Lambang kekuasaan tertinggi yang dipegang Sultan dilambangkan dengan dua cara yaitu keris dan cap.
Tanpa keris tidak ada pegawai yang dapat mengaku bertugas melaksanakan perintah Sultan. Tanpa cap
tidak ada peraturan yang mempunyai kekuatan hukum.

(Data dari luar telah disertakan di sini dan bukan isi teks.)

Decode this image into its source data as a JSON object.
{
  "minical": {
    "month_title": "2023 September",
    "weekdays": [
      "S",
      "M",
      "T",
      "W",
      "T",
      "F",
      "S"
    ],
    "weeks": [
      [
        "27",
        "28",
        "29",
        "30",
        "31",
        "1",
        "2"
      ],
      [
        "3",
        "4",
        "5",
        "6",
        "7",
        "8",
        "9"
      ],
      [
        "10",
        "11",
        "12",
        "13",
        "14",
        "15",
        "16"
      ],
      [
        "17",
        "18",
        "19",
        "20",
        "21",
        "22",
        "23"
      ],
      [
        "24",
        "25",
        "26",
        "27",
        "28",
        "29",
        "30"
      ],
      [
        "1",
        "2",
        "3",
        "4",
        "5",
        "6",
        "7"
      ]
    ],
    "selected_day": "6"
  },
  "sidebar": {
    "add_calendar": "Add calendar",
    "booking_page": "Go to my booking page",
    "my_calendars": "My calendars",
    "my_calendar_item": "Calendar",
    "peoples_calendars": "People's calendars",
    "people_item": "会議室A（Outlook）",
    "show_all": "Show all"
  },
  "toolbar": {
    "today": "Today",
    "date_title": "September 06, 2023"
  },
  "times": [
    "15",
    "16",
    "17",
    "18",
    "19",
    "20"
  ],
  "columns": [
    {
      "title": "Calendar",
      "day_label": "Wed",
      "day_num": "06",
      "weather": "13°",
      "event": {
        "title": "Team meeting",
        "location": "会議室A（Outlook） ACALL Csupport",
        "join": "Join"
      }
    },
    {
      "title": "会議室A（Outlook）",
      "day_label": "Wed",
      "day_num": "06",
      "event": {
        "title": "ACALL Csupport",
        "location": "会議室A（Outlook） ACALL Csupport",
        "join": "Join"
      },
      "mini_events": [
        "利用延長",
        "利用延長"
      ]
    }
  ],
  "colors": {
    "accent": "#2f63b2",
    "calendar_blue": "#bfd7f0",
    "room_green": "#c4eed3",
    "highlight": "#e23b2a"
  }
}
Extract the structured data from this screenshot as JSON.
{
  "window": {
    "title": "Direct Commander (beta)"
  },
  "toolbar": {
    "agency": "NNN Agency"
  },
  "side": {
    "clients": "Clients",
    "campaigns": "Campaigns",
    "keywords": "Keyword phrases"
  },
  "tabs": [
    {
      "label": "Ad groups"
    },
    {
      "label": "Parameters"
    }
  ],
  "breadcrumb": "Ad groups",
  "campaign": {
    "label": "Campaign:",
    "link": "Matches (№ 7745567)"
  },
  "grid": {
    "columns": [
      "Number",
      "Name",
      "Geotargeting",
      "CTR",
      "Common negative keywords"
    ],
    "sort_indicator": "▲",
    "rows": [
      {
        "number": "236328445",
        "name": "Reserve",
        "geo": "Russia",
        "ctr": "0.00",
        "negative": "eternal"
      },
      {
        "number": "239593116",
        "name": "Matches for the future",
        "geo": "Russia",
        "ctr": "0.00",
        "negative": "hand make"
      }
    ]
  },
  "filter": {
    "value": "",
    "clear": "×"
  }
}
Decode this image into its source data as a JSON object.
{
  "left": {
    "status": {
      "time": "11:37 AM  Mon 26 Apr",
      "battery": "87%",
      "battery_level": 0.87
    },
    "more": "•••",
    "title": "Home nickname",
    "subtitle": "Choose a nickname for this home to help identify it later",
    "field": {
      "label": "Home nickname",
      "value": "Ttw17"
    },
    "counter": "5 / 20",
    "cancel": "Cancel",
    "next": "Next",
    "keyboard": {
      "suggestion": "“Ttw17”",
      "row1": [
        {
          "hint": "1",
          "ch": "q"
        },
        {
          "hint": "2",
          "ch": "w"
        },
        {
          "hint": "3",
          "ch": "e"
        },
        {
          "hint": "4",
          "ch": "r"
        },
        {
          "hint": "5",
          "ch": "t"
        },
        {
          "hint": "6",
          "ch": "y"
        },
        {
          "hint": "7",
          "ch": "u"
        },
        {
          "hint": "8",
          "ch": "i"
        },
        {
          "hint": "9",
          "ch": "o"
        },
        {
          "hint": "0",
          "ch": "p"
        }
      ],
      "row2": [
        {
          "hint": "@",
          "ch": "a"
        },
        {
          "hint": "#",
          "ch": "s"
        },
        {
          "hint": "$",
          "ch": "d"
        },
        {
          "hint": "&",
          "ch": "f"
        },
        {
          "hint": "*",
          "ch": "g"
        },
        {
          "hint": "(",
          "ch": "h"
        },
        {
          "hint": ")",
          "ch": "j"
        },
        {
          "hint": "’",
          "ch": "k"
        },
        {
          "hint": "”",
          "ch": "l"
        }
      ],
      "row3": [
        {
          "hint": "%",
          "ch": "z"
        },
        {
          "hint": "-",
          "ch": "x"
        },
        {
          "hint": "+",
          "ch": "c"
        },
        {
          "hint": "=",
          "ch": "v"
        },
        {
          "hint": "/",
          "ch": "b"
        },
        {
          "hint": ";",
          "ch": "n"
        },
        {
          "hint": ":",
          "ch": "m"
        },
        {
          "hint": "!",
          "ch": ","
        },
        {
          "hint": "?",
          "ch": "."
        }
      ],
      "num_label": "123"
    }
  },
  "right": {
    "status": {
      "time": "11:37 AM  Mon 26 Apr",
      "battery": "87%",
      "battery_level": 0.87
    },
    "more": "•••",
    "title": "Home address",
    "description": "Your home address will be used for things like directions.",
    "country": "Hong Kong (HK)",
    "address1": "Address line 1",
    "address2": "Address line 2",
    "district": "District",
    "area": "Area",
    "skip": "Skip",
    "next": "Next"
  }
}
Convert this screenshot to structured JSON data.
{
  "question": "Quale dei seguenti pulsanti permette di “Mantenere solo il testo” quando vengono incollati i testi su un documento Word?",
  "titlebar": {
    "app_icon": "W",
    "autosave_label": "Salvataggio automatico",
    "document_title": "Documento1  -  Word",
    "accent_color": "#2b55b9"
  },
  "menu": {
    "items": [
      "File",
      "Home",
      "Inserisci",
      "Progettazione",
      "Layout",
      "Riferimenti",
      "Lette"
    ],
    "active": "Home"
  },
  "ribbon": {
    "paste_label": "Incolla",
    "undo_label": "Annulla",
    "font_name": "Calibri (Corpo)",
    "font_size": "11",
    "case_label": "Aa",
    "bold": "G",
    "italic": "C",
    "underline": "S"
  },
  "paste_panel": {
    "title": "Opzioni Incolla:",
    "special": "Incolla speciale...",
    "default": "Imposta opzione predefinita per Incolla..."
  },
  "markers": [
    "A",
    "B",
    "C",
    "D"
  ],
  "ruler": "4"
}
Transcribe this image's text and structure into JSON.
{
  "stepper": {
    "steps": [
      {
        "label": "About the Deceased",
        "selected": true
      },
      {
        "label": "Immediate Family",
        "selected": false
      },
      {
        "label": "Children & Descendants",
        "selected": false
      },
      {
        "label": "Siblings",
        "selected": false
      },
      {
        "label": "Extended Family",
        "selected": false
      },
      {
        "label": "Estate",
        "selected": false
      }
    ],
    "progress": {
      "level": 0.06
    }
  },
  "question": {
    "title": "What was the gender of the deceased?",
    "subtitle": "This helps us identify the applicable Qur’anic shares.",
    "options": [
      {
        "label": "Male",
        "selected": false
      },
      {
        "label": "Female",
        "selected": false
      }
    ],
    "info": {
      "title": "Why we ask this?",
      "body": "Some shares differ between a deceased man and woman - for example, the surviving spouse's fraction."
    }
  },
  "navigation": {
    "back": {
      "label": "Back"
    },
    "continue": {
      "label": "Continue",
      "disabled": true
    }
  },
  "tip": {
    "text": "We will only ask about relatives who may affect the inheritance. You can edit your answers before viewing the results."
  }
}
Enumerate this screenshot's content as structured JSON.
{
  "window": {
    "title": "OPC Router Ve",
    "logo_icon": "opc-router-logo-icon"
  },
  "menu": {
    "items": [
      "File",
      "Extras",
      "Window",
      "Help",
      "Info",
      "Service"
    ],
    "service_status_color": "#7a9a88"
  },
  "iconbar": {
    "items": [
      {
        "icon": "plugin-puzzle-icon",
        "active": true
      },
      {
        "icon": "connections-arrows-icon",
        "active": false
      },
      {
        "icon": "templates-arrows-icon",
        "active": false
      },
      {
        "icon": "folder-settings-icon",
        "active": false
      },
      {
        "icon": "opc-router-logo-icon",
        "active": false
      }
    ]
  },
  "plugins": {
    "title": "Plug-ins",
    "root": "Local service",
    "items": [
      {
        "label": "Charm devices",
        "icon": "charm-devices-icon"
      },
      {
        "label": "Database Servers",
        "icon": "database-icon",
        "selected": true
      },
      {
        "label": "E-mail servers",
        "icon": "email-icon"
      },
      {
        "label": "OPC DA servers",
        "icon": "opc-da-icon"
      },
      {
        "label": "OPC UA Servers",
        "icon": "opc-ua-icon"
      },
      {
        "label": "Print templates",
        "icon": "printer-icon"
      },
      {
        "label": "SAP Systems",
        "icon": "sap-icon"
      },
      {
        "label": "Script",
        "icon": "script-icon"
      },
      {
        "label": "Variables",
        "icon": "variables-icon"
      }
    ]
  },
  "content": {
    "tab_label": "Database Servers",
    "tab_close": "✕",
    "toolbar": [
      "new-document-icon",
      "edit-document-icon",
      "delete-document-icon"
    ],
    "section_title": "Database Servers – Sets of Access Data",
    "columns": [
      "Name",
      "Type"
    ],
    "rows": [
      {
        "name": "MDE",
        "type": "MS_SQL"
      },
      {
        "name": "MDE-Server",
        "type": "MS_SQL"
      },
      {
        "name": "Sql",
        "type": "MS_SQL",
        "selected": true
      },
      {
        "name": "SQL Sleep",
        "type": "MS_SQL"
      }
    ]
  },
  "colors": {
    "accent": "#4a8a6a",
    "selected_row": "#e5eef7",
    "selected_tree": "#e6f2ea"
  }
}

Peninggalan Kebudayaan(Arsitektur)
Peninggalan Kebudayaan

Kesusateraan
Sebagaimana daerah lain di Sumatera, beberapa cerita maupun legenda disusun dalam
bentuk hikayat. Hikayat yang terkenal diantaranya adalah Hikayat Malem Dagang yang
berceritakan tokoh heroik Malem Dagang dalam settingan penyerbuan Malaka oleh
Angkatan Laut Aceh. Ada lagi yang lain yaitu Bhikayat Malem Diwa, hikayat Banta
Beuransah, Gajah Tujoh Ulee, Cham Nadiman, hikayat Pocut Muhammad, hikayat
Perang Goempeuni, hikayat Habib Hadat, kisah Abdullah Hadat dan hikayat Prang Sabi.
Karya Agama
Para ulama Aceh banyak terlibat dalam karya di bidang keagamaan yang dipakai luas di
Asia Tengga. Syaikh Abdurrauf menerbitkan terjemahan dari Tafsir Alqur'an Anwaarut
Tanzil wa Asrarut Takwil, karangan Abdullah bin Umar bin Muhammad Syirazi Al
Baidlawy ke dalam bahasa jawi.
Kemudian ada Syaikh Daud Rumy menerbitkan Risalah Masailal Muhtadin li Ikhwanil
Muhtadi yang menjadi kitab pengantar di dayah sampai sekarang. Syaikh Nuruddin Ar-
Raniry setidaknya menulis 27 kitab dalam bahasa melayu dan arab. Yang paling terkenal
adalah Sirath al-Mustaqim, kitab fiqih pertama terlengkap dalam bahasa melayu.